430,000". Payrolls fell by 63,000 in February – something which I’m sure is going to be treated as a bearish indicator by the market. But if they’d risen by say 200,000 – which would be well within the margin of error – that would have been incredibly bullish. Meanwhile, of course, the unemployment rate (not particularly reliable, we know) went down. It’s all a bit of a mess, but the market pays close attention to it because it gives hard macroeconomic numbers more or less in real time.
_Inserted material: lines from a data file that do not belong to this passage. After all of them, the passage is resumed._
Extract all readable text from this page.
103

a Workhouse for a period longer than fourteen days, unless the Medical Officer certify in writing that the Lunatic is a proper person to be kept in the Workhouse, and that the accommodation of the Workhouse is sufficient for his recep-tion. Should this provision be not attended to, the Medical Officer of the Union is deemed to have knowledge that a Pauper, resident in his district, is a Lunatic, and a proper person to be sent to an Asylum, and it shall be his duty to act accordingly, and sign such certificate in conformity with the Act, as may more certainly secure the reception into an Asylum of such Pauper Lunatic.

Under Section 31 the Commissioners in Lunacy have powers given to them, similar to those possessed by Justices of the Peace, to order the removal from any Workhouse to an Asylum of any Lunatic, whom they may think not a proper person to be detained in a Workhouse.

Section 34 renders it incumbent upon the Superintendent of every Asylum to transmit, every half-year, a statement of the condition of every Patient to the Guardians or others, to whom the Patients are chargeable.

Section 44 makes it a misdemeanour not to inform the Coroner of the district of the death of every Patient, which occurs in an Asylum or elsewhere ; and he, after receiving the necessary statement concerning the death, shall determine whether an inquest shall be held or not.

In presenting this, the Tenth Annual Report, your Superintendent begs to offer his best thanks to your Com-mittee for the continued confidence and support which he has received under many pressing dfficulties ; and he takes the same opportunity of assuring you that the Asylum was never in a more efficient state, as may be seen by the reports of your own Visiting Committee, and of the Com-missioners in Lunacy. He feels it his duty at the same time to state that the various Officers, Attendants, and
If you do want to get something useful out of this report, it’s worth taking some advice from Megan McArdle:

The BLS lists figures for "discouraged workers" who say they want to work but are not looking for a job for economic reasons, and "marginally attached workers", who say they want to work, and have looked for work in the last 12 months, but did not seek work in the last four weeks for some personal reason. These are in the labor report right beneath the "headline" unemployment figure; it’s just that journalists usually ignore them. That is a problem, but something the Bureau of Labor Statistics (BLS) cannot control.

Well, let’s look at those numbers. Payrolls fell by 63,000, we know; employment fell by a much larger 255,000. And the "not in labor force" number spiked alarmingly, rising by 644,000.

So yes, this is a bearish report. Although I still think it’s given far too much weight.